R数据科学笔记——data transformation1

Workflow:Basics

4.Practice

1.the "i"?

2.??? 不懂

`ggplot(data=mpg)+geom_point(mapping=aes(x=displ,y=hwy),data=filter(mpg,cyl==8))`

`ggplot(data=diamonds)+geom_bar(mapping=aes(x=cut),data=filter(diamonds,carat>3))`

3.Press Alt + Shift + K. What happens? How can you get to the same place
using the menus?

keyboard shortcut reference

Tools->keyboard shortcut help

Data: Transformation

1.Introduction

-- Conflicts ------------------------------------------ tidyverse_conflicts() --
x dplyr::filter() masks stats::filter()
x dplyr::lag()    masks stats::lag()#It tells you that dplyr overwrites some functions in base R. If you want to use the base version of these functions after loading dplyr, you’ll need to use their full names: `stats::filter()` and `stats::lag()`.

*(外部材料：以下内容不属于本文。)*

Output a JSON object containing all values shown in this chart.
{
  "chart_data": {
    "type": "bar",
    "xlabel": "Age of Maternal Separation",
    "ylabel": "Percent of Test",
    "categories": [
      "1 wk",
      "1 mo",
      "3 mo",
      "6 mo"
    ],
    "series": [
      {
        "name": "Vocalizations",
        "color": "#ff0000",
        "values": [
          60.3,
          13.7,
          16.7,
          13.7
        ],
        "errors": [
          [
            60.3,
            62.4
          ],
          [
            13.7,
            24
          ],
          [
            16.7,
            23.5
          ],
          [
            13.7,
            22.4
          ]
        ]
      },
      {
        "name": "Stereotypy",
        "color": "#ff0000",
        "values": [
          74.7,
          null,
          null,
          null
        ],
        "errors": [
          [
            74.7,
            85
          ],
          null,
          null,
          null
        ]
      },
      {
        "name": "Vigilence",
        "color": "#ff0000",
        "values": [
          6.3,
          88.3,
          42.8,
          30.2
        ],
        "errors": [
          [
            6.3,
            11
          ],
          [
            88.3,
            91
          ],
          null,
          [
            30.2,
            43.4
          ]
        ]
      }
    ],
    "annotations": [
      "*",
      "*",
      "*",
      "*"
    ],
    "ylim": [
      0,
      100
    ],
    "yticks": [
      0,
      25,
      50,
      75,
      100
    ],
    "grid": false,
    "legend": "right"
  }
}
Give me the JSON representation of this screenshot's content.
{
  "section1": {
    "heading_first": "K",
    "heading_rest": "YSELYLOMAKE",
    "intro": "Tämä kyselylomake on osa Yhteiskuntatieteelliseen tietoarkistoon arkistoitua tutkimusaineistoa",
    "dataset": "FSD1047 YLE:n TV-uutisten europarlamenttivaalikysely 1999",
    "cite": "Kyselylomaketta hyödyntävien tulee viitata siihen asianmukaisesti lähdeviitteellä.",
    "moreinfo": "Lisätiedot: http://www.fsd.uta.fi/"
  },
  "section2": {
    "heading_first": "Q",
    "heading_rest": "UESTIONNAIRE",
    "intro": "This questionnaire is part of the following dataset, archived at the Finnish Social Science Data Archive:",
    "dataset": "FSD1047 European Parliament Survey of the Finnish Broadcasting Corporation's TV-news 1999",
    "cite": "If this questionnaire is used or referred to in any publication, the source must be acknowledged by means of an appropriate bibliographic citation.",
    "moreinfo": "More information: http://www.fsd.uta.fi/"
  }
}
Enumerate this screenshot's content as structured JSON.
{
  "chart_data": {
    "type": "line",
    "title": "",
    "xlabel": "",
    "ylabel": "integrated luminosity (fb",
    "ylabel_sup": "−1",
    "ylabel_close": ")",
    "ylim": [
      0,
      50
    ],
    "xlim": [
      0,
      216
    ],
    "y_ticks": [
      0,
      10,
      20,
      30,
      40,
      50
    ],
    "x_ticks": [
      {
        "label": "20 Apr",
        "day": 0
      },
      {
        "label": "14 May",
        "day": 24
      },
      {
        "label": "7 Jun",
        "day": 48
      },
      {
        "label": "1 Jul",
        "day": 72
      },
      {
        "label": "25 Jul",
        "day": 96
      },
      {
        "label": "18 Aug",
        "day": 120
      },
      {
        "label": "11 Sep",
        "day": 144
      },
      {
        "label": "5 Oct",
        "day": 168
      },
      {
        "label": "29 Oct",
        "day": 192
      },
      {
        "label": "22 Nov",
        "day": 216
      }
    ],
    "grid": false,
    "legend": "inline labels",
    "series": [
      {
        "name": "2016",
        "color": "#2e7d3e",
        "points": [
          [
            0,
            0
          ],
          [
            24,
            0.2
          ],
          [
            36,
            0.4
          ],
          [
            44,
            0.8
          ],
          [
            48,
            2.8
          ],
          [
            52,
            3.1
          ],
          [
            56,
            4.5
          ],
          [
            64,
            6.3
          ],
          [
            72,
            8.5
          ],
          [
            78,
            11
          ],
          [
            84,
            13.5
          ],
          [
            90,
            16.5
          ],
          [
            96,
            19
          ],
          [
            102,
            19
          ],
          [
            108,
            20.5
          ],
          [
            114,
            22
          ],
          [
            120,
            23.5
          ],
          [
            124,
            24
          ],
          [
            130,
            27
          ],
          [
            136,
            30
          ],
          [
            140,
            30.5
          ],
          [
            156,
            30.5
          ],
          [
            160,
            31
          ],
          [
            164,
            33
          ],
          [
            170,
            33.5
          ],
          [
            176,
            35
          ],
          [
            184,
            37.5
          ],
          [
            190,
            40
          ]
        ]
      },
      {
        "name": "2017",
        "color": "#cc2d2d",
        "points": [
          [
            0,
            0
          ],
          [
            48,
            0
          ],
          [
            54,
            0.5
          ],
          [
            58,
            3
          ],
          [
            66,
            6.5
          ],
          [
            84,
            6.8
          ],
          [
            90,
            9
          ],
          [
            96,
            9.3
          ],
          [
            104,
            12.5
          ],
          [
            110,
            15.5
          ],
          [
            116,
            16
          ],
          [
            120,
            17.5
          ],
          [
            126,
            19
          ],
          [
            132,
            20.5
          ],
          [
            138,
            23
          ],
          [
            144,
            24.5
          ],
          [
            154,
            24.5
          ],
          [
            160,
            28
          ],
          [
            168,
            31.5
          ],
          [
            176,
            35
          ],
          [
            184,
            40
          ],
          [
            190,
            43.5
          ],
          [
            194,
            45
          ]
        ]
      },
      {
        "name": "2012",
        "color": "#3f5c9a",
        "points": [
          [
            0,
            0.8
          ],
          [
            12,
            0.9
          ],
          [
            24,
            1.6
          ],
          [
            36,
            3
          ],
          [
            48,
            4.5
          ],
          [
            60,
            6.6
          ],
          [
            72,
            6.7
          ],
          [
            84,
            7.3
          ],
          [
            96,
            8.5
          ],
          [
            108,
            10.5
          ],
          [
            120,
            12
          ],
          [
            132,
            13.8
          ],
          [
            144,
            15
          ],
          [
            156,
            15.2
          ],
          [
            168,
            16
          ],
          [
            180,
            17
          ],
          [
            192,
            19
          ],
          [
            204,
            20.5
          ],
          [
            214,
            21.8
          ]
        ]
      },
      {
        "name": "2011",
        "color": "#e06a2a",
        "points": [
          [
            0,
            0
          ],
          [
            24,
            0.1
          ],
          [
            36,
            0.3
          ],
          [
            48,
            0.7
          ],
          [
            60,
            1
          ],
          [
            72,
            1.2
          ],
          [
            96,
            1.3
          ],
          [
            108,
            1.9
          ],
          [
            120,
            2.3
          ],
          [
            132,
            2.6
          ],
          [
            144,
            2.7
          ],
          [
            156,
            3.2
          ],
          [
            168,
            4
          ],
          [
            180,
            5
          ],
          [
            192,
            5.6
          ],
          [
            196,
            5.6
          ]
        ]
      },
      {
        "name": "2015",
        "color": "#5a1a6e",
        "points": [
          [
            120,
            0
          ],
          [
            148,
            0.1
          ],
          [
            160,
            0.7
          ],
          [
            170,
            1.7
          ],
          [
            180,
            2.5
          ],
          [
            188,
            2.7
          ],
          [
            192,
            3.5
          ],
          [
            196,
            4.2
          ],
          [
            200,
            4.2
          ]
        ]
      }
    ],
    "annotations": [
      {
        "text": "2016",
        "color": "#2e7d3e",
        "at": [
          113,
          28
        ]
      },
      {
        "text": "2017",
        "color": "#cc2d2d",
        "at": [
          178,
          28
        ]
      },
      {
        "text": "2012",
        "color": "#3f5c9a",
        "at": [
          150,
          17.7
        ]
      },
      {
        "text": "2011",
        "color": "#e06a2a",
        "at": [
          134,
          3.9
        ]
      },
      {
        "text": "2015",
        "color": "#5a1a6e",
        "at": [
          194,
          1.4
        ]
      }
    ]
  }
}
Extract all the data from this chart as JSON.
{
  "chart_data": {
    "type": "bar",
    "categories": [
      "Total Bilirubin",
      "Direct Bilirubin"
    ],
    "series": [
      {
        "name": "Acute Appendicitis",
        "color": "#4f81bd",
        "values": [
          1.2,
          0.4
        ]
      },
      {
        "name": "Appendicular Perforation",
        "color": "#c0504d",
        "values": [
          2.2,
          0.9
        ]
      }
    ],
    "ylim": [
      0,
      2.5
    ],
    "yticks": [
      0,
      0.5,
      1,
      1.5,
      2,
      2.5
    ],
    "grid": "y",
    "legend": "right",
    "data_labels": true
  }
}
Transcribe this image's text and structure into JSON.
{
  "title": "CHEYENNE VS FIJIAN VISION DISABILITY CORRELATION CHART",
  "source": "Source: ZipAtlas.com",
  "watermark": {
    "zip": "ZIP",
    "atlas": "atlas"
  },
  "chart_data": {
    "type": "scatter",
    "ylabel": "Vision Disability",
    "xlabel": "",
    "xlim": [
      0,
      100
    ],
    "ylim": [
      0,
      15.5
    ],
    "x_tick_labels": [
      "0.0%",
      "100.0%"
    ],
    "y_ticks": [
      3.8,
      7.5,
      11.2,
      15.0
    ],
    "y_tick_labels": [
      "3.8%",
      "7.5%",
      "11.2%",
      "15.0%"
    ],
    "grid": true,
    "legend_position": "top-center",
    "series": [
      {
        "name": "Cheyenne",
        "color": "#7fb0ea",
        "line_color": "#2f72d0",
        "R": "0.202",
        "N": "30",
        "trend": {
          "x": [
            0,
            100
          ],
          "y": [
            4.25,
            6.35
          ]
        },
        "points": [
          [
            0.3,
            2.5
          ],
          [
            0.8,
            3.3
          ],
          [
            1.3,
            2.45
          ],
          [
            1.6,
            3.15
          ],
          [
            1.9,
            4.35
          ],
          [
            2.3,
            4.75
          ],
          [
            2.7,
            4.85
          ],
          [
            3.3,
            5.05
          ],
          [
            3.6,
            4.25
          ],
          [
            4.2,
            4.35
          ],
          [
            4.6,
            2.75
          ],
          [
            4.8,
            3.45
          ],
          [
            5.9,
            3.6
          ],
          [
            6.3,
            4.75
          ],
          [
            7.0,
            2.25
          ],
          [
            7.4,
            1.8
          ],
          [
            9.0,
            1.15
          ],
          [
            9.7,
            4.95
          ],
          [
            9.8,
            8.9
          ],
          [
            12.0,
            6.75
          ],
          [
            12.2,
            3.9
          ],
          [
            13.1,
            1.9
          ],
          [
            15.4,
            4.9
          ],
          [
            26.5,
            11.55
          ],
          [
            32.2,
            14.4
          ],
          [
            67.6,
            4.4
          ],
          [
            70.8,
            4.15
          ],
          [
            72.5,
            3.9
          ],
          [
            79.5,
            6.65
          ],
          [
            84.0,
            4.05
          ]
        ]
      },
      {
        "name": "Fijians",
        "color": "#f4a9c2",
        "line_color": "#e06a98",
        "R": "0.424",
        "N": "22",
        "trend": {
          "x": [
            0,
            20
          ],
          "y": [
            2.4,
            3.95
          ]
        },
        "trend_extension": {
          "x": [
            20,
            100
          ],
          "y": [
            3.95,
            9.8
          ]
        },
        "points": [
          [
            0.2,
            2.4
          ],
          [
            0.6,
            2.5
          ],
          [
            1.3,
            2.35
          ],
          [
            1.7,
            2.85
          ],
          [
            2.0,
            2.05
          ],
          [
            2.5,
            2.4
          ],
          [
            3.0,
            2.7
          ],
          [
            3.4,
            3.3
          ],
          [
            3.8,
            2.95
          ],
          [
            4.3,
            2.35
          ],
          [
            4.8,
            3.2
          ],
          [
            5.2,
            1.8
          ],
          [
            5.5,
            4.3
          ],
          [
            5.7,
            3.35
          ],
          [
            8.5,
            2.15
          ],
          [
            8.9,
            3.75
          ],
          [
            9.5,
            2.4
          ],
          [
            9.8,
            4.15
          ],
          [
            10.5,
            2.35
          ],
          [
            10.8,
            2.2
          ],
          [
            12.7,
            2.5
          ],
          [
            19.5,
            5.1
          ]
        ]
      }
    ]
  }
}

2.Filter rows with filter()

2.4 Excercise

  1. Find all flights that

    1. Had an arrival delay of two or more hours

    2. Flew to Houston (IAH or HOU)

    3. Were operated by United, American, or Delta

    4. Departed in summer (July, August, and September)

    5. Arrived more than two hours late, but didn’t leave late

    6. Were delayed by at least an hour, but made up over 30 minutes in flight

    7. Departed between midnight and 6am (inclusive)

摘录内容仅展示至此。